Antibiotic use in farm animals has increased ten- or twentyfold since the 1950s.
2
Overuse of antibiotics leads to drug resistance. For farmers, that means using ever-stronger drugs to fight pathogens. For
doctors, it means that common antibiotics no longer work on human patients. The Campaign to End Antibiotics Overuse says that
"antibiotic resistance is reaching crisis proportions, resulting in infections that are difficult, or impossible, to treat."
The American Medical Association opposes the use of human antibiotics for nontherapeutic use in animal farming, and the European
Union bans human antibiotics in animals as growth promoters.

Industrial cattle are treated with growth hormones (also called steroids) to fatten them faster. The natural hormones estradiol,
progesterone, and testosterone and synthetic hormones zeranol and trenbolone acetate are typically implanted in the ear. Environmental
estrogens (as opposed to those made in the body) are called endocrine disruptors because they alter the body's natural hormonal
balance. Excess estrogen is linked to reproductive cancers including breast, prostate, and testicular cancer, and since 1950,
such cancers have risen sharply. Breast cancer is up 55 percent, testicular cancer up 120 percent, and prostate cancer up
230 percent. According to Dr. Samuel Epstein, a professor of environmental medicine at the University of Illinois School of
Public Health and the founder of the Cancer Prevention Coalition, "the risk of breast and other cancers only increases with
the uncontrolled use of hormones in meat."

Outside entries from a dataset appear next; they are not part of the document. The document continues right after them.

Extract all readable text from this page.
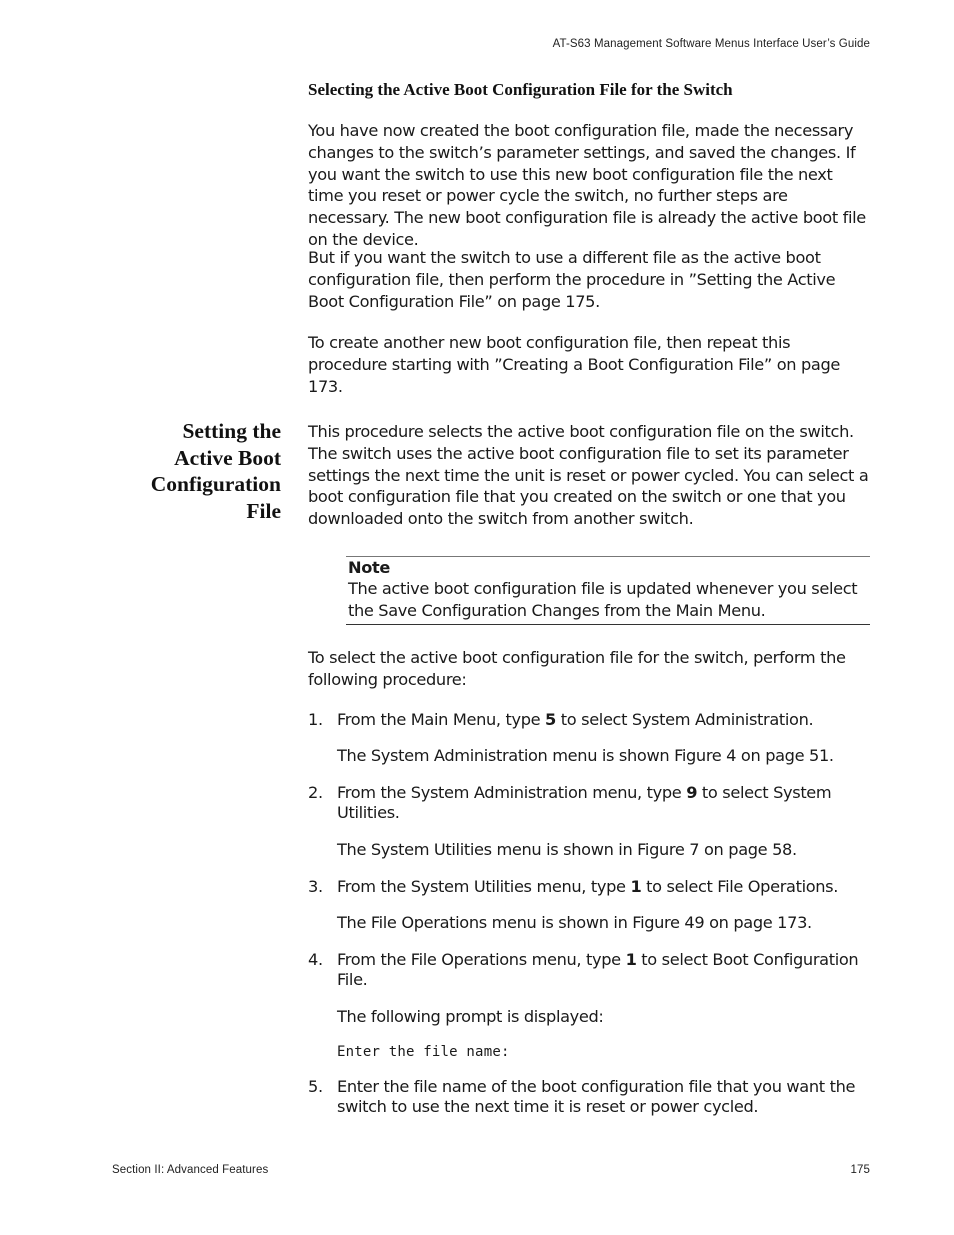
AT-S63 Management Software Menus Interface User’s Guide
Selecting the Active Boot Configuration File for the Switch
You have now created the boot configuration file, made the necessary changes to the switch’s parameter settings, and saved the changes. If you want the switch to use this new boot configuration file the next time you reset or power cycle the switch, no further steps are necessary. The new boot configuration file is already the active boot file on the device.
But if you want the switch to use a different file as the active boot configuration file, then perform the procedure in ”Setting the Active Boot Configuration File” on page 175.
To create another new boot configuration file, then repeat this procedure starting with ”Creating a Boot Configuration File” on page 173.
Setting the
Active Boot
Configuration
File
This procedure selects the active boot configuration file on the switch. The switch uses the active boot configuration file to set its parameter settings the next time the unit is reset or power cycled. You can select a boot configuration file that you created on the switch or one that you downloaded onto the switch from another switch.
Note
The active boot configuration file is updated whenever you select the Save Configuration Changes from the Main Menu.
To select the active boot configuration file for the switch, perform the following procedure:
1. From the Main Menu, type 5 to select System Administration.
The System Administration menu is shown Figure 4 on page 51.
2. From the System Administration menu, type 9 to select System Utilities.
The System Utilities menu is shown in Figure 7 on page 58.
3. From the System Utilities menu, type 1 to select File Operations.
The File Operations menu is shown in Figure 49 on page 173.
4. From the File Operations menu, type 1 to select Boot Configuration File.
The following prompt is displayed:
Enter the file name:
5. Enter the file name of the boot configuration file that you want the switch to use the next time it is reset or power cycled.
Section II: Advanced Features	175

A grave risk from eating industrial beef is mad cow disease, or bovine spongiform encephalopathy. Again the culprit may be
what factory farmers force these herbivores to eat. In addition to grain, cattle may be fed less wholesome things: rendered
poultry and pork, chicken litter containing feathers and manure, and— most disturbing— parts of other cattle unfit for humans.

Turning cattle into carnivores and cannibals could prove ruinous. In Britain, where mad cow disease devastated the beef industry,
cattle probably contracted BSE from eating infected cattle or sheep with scrapie, the ovine version of the disease. Mad cow
disease, which appears in similar form in many species including deer and cats, is caused by deformed proteins that leave
spongy holes in the brain. The result is drooling, dementia, paralysis, and death. The rare human version, called variant
Creutzfeldt-Jakob disease, is similarly grisly and always fatal.

In 1997, the United States banned the feeding of cattle meat and bone meal— the parts most likely to carry BSE— to other cattle.
Only two months before the first U.S. case of BSE surfaced in 2003, the FDA reported three hundred violations of the feed
ban and the General Accounting Office estimated many more. Even if it were perfectly enforced, the feed rule— like the brain
of a mad cow victim— is full of holes. In 2005, bovine fat and blood were still permitted, along with restaurant leftovers,
or "plate waste," which means cattle eat the beef with broccoli someone didn't finish. Ground-up pigs and chickens were also
still permitted as cattle feed. Because pigs and poultry are themselves fed cattle parts, that means infected cattle matter
can end up in cattle feed. In Britain, BSE was brought under control only after a total ban on feeding mammals to cattle.